Morgens früh kamen der König und die Königin, die alte Hofdame und alle Offiziere, um zu sehen, wo die Prinzessin gewesen war!

»Da ist es!«, sagte der König, als er das erste Tor mit einem Kreuz darauf gesehen hatte.

[14]»Nein, da ist es, mein lieber Gatte!«, sagte die Königin, die das zweite Tor mit einem Kreuz sah.

»Aber da ist eins und da ist eins!«, sagten alle; wohin sie sahen, waren Kreuze auf den Toren. Da konnten sie also sehen, es konnte nichts nützen, dass sie suchten.

Aber die Königin war nun eine sehr kluge Frau, die mehr konnte als in der Kutsche fahren. Sie nahm sich ihre große goldene Schere, schnitt ein Stück Seidenstoff in Stücke und nähte daraus einen niedlichen kleinen Beutel; den füllte sie dann mit kleinen, feinen Buchweizenkörnchen, band ihn der Prinzessin auf den Rücken, und als das getan war, schnitt sie ein kleines Loch in den Beutel, dass die Körnchen den ganzen Weg herausrieseln konnten, den die Prinzessin entlangkam.

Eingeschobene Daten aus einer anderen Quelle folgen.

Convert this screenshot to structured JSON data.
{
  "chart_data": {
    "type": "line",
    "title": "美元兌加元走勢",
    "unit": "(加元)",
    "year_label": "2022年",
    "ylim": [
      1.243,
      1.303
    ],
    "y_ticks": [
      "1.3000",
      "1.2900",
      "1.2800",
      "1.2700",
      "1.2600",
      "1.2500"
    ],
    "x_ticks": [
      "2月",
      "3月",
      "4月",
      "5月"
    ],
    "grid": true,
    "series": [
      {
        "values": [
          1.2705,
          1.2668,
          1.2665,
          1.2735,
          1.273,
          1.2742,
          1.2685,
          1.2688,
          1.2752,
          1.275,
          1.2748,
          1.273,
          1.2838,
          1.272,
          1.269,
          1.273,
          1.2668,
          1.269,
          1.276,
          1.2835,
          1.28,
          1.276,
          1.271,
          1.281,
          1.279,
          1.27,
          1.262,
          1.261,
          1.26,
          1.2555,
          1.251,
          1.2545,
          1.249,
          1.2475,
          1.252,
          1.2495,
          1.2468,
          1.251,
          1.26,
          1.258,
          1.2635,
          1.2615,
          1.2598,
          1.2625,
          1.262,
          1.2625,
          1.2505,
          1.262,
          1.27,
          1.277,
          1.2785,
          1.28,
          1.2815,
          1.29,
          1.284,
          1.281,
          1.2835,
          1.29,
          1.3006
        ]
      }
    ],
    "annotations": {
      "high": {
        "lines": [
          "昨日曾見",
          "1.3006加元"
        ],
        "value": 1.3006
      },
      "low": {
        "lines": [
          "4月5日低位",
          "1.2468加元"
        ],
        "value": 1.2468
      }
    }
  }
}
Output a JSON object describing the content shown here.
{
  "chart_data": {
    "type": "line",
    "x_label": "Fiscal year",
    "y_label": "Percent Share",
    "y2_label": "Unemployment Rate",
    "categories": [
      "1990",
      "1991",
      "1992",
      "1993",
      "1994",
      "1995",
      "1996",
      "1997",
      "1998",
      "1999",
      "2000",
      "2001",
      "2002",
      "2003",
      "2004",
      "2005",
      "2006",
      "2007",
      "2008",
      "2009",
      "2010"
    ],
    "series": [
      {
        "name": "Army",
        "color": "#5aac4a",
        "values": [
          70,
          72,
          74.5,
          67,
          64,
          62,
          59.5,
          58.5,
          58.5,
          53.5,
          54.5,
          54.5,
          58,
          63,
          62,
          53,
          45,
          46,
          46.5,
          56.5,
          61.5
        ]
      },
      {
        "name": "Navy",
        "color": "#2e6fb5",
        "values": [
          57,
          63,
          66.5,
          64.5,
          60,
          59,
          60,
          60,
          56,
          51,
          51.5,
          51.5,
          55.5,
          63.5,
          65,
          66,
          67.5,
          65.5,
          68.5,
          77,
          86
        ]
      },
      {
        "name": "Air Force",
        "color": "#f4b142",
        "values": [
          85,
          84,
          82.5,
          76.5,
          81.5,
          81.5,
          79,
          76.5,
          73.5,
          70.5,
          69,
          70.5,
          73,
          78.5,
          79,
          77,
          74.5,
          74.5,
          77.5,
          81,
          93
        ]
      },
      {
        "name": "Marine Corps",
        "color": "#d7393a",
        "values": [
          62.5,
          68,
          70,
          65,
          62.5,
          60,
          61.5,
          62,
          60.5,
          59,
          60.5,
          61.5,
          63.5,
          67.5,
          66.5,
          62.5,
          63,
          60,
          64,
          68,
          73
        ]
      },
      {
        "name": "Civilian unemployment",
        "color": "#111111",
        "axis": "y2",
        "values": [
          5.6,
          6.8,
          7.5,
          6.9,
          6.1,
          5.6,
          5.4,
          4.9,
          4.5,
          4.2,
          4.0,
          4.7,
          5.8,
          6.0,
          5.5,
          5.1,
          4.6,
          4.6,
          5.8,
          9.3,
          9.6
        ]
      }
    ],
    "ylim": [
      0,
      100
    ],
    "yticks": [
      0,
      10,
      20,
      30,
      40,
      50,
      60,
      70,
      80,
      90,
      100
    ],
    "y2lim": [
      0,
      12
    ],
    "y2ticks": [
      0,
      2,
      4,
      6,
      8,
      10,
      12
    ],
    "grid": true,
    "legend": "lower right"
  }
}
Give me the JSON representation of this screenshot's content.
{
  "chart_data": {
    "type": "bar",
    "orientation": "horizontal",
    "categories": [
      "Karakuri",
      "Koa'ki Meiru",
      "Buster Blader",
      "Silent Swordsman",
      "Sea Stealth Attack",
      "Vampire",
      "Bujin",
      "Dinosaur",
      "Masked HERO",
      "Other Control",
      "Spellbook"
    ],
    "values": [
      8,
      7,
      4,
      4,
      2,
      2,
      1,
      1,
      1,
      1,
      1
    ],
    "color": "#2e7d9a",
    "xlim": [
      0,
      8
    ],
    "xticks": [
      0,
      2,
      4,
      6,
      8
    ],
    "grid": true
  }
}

In der Nacht kam nun der Hund wieder, nahm die Prinzessin auf seinen Rücken und lief mit ihr zu dem Soldaten, der sie so gernhatte und so gern ein Prinz gewesen wäre, um sie zur Frau zu nehmen.

Der Hund merkte gar nicht, wie die Körnchen rieselten, vom Schloss her bis zum Fenster des Soldaten, wo er mit der Prinzessin die Mauer hinauflief. Am Morgen sahen der König und die Königin also, wo ihre Tochter gewesen war, und da nahmen sie den Soldaten und warfen ihn ins Gefängnis.